- Cham Khusheh Safar Ali Location within Iran
- Coordinates: 33°38′40″N 47°50′04″E﻿ / ﻿33.64444°N 47.83444°E
- Country: Iran
- Province: Lorestan
- County: Chegeni
- District: Shahivand
- Rural District: Kashkan-e Jonubi

Population (2016)
- • Total: 728
- Time zone: UTC+3:30 (IRST)

= Cham Khusheh Safar Ali =

Village in Lorestan province, Iran

Cham Khusheh Safar Ali (چم خوشه صفرعلي) (Note: Also romanized as Cham Khūsheh Safar ʿAlī) is a village in Kashkan-e Jonubi Rural District of Shahivand District in Chegeni County, (Note: Formerly Dowreh County) Lorestan province, Iran.

==Demographics==
===Population===
At the time of the 2006 National Census, the village's population was 211 in 47 households, when it was in Kashkan Rural District (Note: Renamed Kashkan-e Shomali Rural District) of the former Dowreh-ye Chegeni District in Khorramabad County.
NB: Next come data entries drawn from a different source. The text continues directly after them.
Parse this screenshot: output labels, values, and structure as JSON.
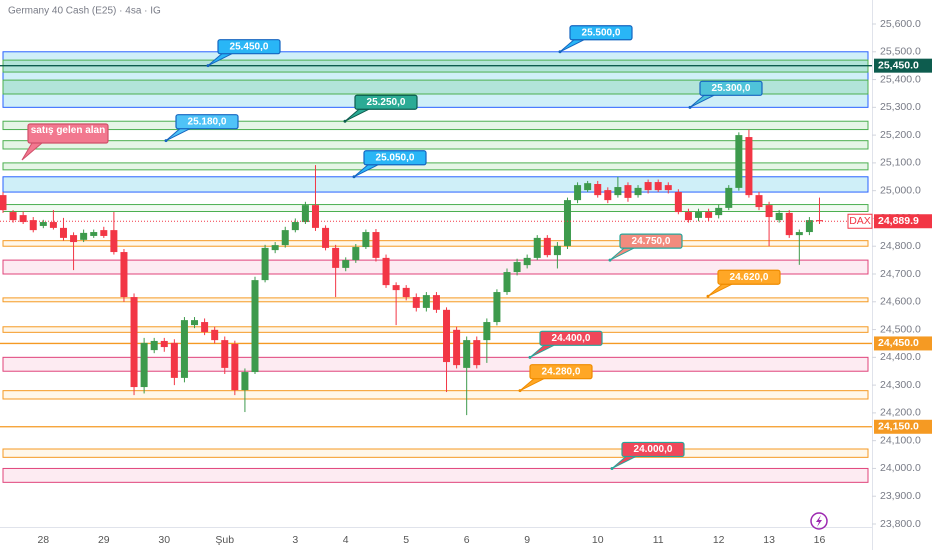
{
  "chart_data": {
    "type": "candlestick",
    "title": "Germany 40 Cash (E25) · 4sa · IG",
    "categories": [
      null,
      null,
      null,
      null,
      "28",
      null,
      null,
      null,
      null,
      null,
      "29",
      null,
      null,
      null,
      null,
      null,
      "30",
      null,
      null,
      null,
      null,
      null,
      "Şub",
      null,
      null,
      null,
      null,
      null,
      null,
      "3",
      null,
      null,
      null,
      null,
      "4",
      null,
      null,
      null,
      null,
      null,
      "5",
      null,
      null,
      null,
      null,
      null,
      "6",
      null,
      null,
      null,
      null,
      null,
      "9",
      null,
      null,
      null,
      null,
      null,
      null,
      "10",
      null,
      null,
      null,
      null,
      null,
      "11",
      null,
      null,
      null,
      null,
      null,
      "12",
      null,
      null,
      null,
      null,
      "13",
      null,
      null,
      null,
      null,
      "16"
    ],
    "open": [
      24984,
      24923,
      24912,
      24894,
      24873,
      24887,
      24866,
      24840,
      24823,
      24837,
      24858,
      24858,
      24779,
      24617,
      24293,
      24426,
      24459,
      24452,
      24326,
      24516,
      24527,
      24499,
      24462,
      24448,
      24282,
      24347,
      24678,
      24786,
      24804,
      24858,
      24887,
      24948,
      24866,
      24794,
      24722,
      24750,
      24797,
      24851,
      24758,
      24660,
      24650,
      24617,
      24578,
      24624,
      24571,
      24499,
      24362,
      24462,
      24462,
      24527,
      24635,
      24707,
      24732,
      24758,
      24830,
      24768,
      24801,
      24966,
      25002,
      25024,
      25002,
      24984,
      25020,
      24984,
      25031,
      25031,
      25020,
      24995,
      24923,
      24902,
      24923,
      24912,
      24938,
      25010,
      25193,
      24984,
      24948,
      24894,
      24920,
      24840,
      24851,
      24894
    ],
    "high": [
      24995,
      24930,
      24925,
      24905,
      24895,
      24930,
      24902,
      24850,
      24860,
      24860,
      24870,
      24923,
      24790,
      24630,
      24470,
      24470,
      24470,
      24465,
      24545,
      24545,
      24540,
      24510,
      24475,
      24460,
      24360,
      24690,
      24805,
      24815,
      24870,
      24900,
      24960,
      25092,
      24875,
      24805,
      24760,
      24808,
      24860,
      24862,
      24770,
      24670,
      24660,
      24630,
      24635,
      24635,
      24580,
      24510,
      24475,
      24475,
      24540,
      24645,
      24720,
      24755,
      24770,
      24840,
      24840,
      24815,
      24975,
      25030,
      25035,
      25035,
      25012,
      25050,
      25030,
      25020,
      25040,
      25040,
      25030,
      25005,
      24935,
      24935,
      24935,
      24950,
      25020,
      25210,
      25220,
      24995,
      24960,
      24930,
      24930,
      24860,
      24905,
      24975
    ],
    "low": [
      24920,
      24885,
      24880,
      24850,
      24865,
      24860,
      24820,
      24714,
      24815,
      24830,
      24830,
      24770,
      24600,
      24264,
      24270,
      24415,
      24420,
      24300,
      24310,
      24505,
      24480,
      24450,
      24340,
      24264,
      24203,
      24340,
      24670,
      24775,
      24795,
      24850,
      24880,
      24855,
      24785,
      24617,
      24710,
      24740,
      24790,
      24745,
      24650,
      24516,
      24605,
      24565,
      24565,
      24560,
      24275,
      24360,
      24192,
      24360,
      24380,
      24515,
      24625,
      24695,
      24720,
      24750,
      24760,
      24720,
      24790,
      24955,
      24995,
      24975,
      24955,
      24975,
      24960,
      24975,
      24990,
      24995,
      24990,
      24915,
      24885,
      24890,
      24890,
      24900,
      24930,
      25000,
      24975,
      24930,
      24800,
      24885,
      24830,
      24733,
      24840,
      24880
    ],
    "close": [
      24930,
      24894,
      24887,
      24858,
      24887,
      24866,
      24830,
      24815,
      24848,
      24851,
      24837,
      24779,
      24617,
      24293,
      24452,
      24459,
      24437,
      24326,
      24534,
      24534,
      24491,
      24462,
      24362,
      24282,
      24347,
      24678,
      24794,
      24804,
      24858,
      24887,
      24948,
      24866,
      24794,
      24722,
      24750,
      24797,
      24851,
      24758,
      24660,
      24642,
      24617,
      24578,
      24624,
      24571,
      24383,
      24372,
      24462,
      24372,
      24527,
      24635,
      24707,
      24743,
      24758,
      24830,
      24768,
      24801,
      24966,
      25020,
      25027,
      24984,
      24966,
      25013,
      24974,
      25010,
      25002,
      25002,
      25002,
      24923,
      24894,
      24923,
      24902,
      24938,
      25010,
      25200,
      24984,
      24941,
      24905,
      24920,
      24840,
      24851,
      24894,
      24889.9
    ],
    "up_color": "#3d9a4c",
    "down_color": "#f23645",
    "ylim": [
      23800,
      25600
    ],
    "yticks": [
      {
        "value": 25600,
        "label": "25,600.0"
      },
      {
        "value": 25500,
        "label": "25,500.0"
      },
      {
        "value": 25400,
        "label": "25,400.0"
      },
      {
        "value": 25300,
        "label": "25,300.0"
      },
      {
        "value": 25200,
        "label": "25,200.0"
      },
      {
        "value": 25100,
        "label": "25,100.0"
      },
      {
        "value": 25000,
        "label": "25,000.0"
      },
      {
        "value": 24900,
        "label": "24,900.0"
      },
      {
        "value": 24800,
        "label": "24,800.0"
      },
      {
        "value": 24700,
        "label": "24,700.0"
      },
      {
        "value": 24600,
        "label": "24,600.0"
      },
      {
        "value": 24500,
        "label": "24,500.0"
      },
      {
        "value": 24400,
        "label": "24,400.0"
      },
      {
        "value": 24300,
        "label": "24,300.0"
      },
      {
        "value": 24200,
        "label": "24,200.0"
      },
      {
        "value": 24100,
        "label": "24,100.0"
      },
      {
        "value": 24000,
        "label": "24,000.0"
      },
      {
        "value": 23900,
        "label": "23,900.0"
      },
      {
        "value": 23800,
        "label": "23,800.0"
      }
    ],
    "zones": [
      {
        "low": 25300,
        "high": 25500,
        "color": "#2962ff",
        "fill": "#bfe9f5"
      },
      {
        "low": 25427,
        "high": 25470,
        "color": "#4caf50",
        "fill": "#a8e0cf"
      },
      {
        "low": 25348,
        "high": 25398,
        "color": "#4caf50",
        "fill": "#a8e0cf"
      },
      {
        "low": 25220,
        "high": 25250,
        "color": "#4caf50",
        "fill": "#dcf1dd"
      },
      {
        "low": 25150,
        "high": 25180,
        "color": "#4caf50",
        "fill": "#dcf1dd"
      },
      {
        "low": 25075,
        "high": 25100,
        "color": "#4caf50",
        "fill": "#dcf1dd"
      },
      {
        "low": 24995,
        "high": 25050,
        "color": "#2962ff",
        "fill": "#bfe9f5"
      },
      {
        "low": 24925,
        "high": 24950,
        "color": "#4caf50",
        "fill": "#eef8ee"
      },
      {
        "low": 24800,
        "high": 24820,
        "color": "#f59a23",
        "fill": "#fff4e3"
      },
      {
        "low": 24700,
        "high": 24750,
        "color": "#e0437a",
        "fill": "#fce4ee"
      },
      {
        "low": 24600,
        "high": 24614,
        "color": "#f59a23",
        "fill": "#fff4e3"
      },
      {
        "low": 24490,
        "high": 24510,
        "color": "#f59a23",
        "fill": "#fff4e3"
      },
      {
        "low": 24350,
        "high": 24400,
        "color": "#e0437a",
        "fill": "#fce4ee"
      },
      {
        "low": 24250,
        "high": 24280,
        "color": "#f59a23",
        "fill": "#fff4e3"
      },
      {
        "low": 24040,
        "high": 24070,
        "color": "#f59a23",
        "fill": "#fff4e3"
      },
      {
        "low": 23950,
        "high": 24000,
        "color": "#e0437a",
        "fill": "#fce4ee"
      }
    ],
    "price_lines": [
      {
        "value": 25450,
        "label": "25,450.0",
        "color": "#0d5c4e"
      },
      {
        "value": 24450,
        "label": "24,450.0",
        "color": "#f59a23"
      },
      {
        "value": 24150,
        "label": "24,150.0",
        "color": "#f59a23"
      }
    ],
    "last_price": {
      "name": "DAX",
      "value": 24889.9,
      "label": "24,889.9",
      "color": "#f23645"
    },
    "annotations": [
      {
        "value": 25450,
        "label": "25.450,0",
        "color": "#29b6f6",
        "border": "#1565c0"
      },
      {
        "value": 25500,
        "label": "25.500,0",
        "color": "#29b6f6",
        "border": "#1565c0"
      },
      {
        "value": 25300,
        "label": "25.300,0",
        "color": "#4fc3d9",
        "border": "#1565c0"
      },
      {
        "value": 25250,
        "label": "25.250,0",
        "color": "#2bab95",
        "border": "#0d5c4e"
      },
      {
        "value": 25180,
        "label": "25.180,0",
        "color": "#4fc3f7",
        "border": "#1565c0"
      },
      {
        "value": 25050,
        "label": "25.050,0",
        "color": "#29b6f6",
        "border": "#1565c0"
      },
      {
        "value": 24750,
        "label": "24.750,0",
        "color": "#f28b7e",
        "border": "#26a69a"
      },
      {
        "value": 24620,
        "label": "24.620,0",
        "color": "#ffa726",
        "border": "#ef8c00"
      },
      {
        "value": 24400,
        "label": "24.400,0",
        "color": "#f0475a",
        "border": "#26a69a"
      },
      {
        "value": 24280,
        "label": "24.280,0",
        "color": "#ffa726",
        "border": "#ef8c00"
      },
      {
        "value": 24000,
        "label": "24.000,0",
        "color": "#f0475a",
        "border": "#26a69a"
      },
      {
        "label": "satış gelen alan",
        "color": "#f2788f",
        "border": "#d0506a"
      }
    ]
  }
}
The following census in 2011 counted 645 people in 150 households, by which time the district had been separated from the county in the establishment of Dowreh County. (Note: Renamed Chegeni County) The rural district was transferred to the new Shahivand District and renamed Kashkan-e Shomali Rural District. Cham Khusheh Safar Ali was transferred to Kashkan-e Jonubi Rural District created in the same district. The 2016 census measured the population of the village as 728 people in 195 households.